Car ce serait une grave erreur que de penser que le grand Empereur eût été la victime de cette farce de la raison.

A l’encontre des philosophies du néant et des gourous de la négation qui séduisent tant notre époque aboulique, Napoléon le Grand, comme le Grand Goethe, constitue le pôle contraire, l’exact opposé de ces égarements fallacieux, de ces tromperies fourvoyantes de l’esprit qui submergent aujourd’hui notre pensée occidentale flétrie, comme le lierre sèche le tronc qu’il absorbe!

Napoléon est le héros de la Volonté, le caractère devenu force qui transforme le monde; il est l’esprit de la création et de l’affirmation perpétuelle, l’expression temporelle, à notre échelle modestement humaine, de l’éternel:

Alles Vergängliche
Ist nur ein Gleichniss

Le rideau se lève sur la scène d’un nouveau siècle, et les premiers moments de l’acte initial, au son des trompettes fatales nous dévoilent les spectres grimaçants des nouveaux tyrans qui nous menacent.

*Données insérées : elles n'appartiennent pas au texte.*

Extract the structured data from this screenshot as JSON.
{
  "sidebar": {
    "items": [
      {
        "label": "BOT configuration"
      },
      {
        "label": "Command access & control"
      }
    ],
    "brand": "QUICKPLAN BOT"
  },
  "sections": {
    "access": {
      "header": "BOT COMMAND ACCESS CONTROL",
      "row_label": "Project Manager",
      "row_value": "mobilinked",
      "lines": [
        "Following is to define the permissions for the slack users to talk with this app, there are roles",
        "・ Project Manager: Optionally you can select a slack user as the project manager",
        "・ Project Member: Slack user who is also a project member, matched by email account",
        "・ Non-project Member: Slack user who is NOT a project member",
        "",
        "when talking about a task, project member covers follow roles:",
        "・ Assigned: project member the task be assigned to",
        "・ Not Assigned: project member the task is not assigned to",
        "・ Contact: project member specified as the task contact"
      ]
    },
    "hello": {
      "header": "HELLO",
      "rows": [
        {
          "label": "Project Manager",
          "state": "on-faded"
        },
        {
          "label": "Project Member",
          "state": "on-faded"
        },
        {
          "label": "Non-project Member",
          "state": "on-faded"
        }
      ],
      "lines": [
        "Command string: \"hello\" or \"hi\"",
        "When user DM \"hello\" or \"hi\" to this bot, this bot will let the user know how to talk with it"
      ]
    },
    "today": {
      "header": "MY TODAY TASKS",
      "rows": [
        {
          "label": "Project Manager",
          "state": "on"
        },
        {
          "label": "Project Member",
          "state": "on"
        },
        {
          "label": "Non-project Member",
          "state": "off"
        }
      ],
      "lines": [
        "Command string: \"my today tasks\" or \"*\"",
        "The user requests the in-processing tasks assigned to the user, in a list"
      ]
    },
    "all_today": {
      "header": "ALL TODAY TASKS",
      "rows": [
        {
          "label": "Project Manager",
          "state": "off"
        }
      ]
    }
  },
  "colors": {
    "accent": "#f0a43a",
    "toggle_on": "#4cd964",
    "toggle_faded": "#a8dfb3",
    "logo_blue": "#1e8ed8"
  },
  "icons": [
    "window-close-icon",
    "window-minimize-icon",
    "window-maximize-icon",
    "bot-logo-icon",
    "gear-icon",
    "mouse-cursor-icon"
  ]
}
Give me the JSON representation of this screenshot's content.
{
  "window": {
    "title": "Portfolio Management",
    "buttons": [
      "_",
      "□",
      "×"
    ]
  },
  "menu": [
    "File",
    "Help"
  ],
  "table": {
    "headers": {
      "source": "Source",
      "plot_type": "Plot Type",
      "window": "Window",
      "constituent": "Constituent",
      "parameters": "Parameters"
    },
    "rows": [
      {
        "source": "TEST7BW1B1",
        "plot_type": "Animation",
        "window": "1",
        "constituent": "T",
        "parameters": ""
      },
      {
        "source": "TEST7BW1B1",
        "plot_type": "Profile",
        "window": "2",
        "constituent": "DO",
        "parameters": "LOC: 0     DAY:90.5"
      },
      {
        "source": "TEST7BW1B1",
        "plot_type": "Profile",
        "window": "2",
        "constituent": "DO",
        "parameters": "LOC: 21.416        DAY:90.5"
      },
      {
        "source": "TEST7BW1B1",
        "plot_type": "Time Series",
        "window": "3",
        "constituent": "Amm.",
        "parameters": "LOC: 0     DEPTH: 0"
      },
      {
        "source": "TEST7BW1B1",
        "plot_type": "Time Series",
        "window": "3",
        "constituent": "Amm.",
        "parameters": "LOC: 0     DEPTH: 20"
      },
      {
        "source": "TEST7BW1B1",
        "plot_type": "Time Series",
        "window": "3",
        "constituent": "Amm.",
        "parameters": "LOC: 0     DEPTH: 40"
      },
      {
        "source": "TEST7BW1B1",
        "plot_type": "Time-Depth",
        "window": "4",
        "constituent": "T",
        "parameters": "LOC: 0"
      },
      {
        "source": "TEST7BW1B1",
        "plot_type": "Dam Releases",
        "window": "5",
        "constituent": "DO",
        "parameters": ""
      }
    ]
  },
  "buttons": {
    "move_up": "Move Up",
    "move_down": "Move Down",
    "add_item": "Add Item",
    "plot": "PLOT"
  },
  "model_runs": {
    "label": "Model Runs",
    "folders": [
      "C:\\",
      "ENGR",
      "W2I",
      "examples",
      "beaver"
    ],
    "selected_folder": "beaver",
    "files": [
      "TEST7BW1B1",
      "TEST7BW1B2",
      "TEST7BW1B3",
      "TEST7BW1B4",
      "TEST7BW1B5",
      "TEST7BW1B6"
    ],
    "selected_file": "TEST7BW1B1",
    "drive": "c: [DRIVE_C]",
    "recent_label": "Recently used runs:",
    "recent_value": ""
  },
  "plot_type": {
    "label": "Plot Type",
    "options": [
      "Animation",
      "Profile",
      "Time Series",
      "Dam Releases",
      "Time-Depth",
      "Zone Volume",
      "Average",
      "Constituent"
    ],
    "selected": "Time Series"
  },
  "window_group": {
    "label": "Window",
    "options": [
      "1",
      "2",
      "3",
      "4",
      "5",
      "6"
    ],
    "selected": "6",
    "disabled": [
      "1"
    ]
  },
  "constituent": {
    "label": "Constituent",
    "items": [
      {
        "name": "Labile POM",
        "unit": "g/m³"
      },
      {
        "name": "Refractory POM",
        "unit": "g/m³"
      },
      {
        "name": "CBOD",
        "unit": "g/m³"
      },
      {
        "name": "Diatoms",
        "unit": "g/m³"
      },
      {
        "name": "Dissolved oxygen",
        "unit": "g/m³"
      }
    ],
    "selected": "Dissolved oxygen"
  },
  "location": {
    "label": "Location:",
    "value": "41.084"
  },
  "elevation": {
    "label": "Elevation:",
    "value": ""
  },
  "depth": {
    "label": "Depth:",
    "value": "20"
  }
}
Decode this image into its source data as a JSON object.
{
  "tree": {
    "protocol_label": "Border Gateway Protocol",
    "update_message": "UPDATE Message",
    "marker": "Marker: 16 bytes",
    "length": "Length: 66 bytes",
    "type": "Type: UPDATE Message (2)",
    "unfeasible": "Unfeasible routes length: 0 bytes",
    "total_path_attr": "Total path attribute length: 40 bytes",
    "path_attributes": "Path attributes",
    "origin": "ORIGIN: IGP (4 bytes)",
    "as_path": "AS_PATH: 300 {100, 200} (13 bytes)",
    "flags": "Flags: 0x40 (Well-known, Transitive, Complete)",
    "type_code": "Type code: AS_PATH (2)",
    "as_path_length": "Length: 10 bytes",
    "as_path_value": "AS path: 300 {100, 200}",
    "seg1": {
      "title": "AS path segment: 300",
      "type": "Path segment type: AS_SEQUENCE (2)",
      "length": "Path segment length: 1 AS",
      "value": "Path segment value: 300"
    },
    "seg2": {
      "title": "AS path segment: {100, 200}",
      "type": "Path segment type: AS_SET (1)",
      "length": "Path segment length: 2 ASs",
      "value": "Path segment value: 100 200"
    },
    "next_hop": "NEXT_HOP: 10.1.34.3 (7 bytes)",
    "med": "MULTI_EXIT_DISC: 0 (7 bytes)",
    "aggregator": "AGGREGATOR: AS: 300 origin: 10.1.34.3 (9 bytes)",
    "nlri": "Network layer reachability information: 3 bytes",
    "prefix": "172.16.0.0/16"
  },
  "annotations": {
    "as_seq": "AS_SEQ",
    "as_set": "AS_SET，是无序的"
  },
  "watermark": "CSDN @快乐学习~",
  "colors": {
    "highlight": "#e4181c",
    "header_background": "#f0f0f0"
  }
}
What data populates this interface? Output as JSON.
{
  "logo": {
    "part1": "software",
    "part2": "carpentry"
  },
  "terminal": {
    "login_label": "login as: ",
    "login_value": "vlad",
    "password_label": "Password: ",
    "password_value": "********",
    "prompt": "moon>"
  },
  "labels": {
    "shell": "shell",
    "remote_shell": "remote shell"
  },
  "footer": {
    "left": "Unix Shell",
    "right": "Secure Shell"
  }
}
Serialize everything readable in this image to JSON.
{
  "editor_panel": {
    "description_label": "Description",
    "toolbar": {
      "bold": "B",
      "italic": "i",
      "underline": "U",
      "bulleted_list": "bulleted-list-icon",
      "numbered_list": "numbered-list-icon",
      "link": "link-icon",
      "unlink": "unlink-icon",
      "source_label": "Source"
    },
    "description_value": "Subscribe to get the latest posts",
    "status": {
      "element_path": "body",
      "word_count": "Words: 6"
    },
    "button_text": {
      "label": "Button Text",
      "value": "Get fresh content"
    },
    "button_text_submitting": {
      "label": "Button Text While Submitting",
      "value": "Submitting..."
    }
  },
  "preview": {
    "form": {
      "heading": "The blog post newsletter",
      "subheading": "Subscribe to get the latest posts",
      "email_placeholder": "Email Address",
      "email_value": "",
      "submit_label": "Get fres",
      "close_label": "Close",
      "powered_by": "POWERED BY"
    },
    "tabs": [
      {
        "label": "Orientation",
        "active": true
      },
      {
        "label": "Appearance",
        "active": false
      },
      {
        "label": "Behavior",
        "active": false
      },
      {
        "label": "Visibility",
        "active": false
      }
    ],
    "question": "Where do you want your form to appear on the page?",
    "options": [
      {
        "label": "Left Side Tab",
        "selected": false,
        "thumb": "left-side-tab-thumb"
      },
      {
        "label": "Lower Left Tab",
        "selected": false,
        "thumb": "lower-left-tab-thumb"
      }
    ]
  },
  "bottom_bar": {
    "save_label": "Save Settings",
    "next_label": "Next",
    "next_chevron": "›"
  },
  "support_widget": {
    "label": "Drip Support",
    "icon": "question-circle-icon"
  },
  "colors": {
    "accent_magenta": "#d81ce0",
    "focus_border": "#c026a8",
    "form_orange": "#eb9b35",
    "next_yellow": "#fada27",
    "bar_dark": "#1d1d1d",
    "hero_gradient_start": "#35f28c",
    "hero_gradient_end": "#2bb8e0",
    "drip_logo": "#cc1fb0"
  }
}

Parmi des sifflements et des grincements stridents, Méphistophélès, der Geist der Stets verneint – l’esprit qui nie tout – fait son apparition avec pompe et fracas, devant un public ébloui et fasciné par l’éclat fantastique de son allure aux attraits mirifiques et chatoyants; l’audience émue est séduite par le timbre mélodique de ses phrases mielleuses et pleines d’affectation et d’une emphase ampoulée; médusés, les spectateurs admirent le rictus goguenard de son masque affable et plein de bonhomie, mais derrière lequel se dissimulent des crocs acérés et emplis de poison.

Aujourd’hui, à l’aube du nouveau millénaire, sur le fond blafard de la défaillance et du désenchantement généralisés, du manque de foi, du conformisme béat, de la passivité complaisante, de l’athéisme érigé en totem, de nouvelles forces d’oppression ressurgissent et se déploient cherchant à nous projeter définitivement dans le gouffre de la fatuité, de l’impersonnalité et du néant spirituel, en s’écriant avec rage et fierté, comme l’apostat antique: « Tu as vaincu, Galilée! ».

A l’heure actuelle, lorsque nous assistons à la mise au point de nouveaux régimes de tyrannie qui mettent en oeuvre les procédés que nous connaissons si bien, et auxquels nous espérions pourtant avoir échappé, lentement, le crime se transforme en vertu, le vice en principe, et le mensonge en fondement.

La pensée unique – terne Veau d'Or de notre opaque modernité – s’installe et se répand, dissimulée sous les formes les plus insidieuses. La corruption, l’extorsion, la dissolution des valeurs, l’annihilation de la morale, les persécutions, les massacres des innocents, la terreur… sont autant de mécanismes délétères qui projettent leur ombre vers l’horizon, et semblent donner la tonalité à ce siècle qui déjà s’annonce sous les teintes lugubres d’une ténèbre renouvelée.

C’est en ces moments cruciaux, aujourd’hui plus que jamais, que revient à la mémoire le souvenir du grand Empereur ; nous divisons sa silhouette vaillante qui se dresse parmi la brume pour nous rappeler que nous devons lever la tête et chercher dans l’immensité la trace céleste de l’astre au fil d’argent qui, des confins de l’espace, du temps et de l’histoire, nous appelle et nous transmet au loin son message impérissable d’espoir, d’équité et de liberté.

EG-S.

 

 

PS : Référence de la photo: « Etude de tête pour un portrait de Napoléon en costume du sacre », par David.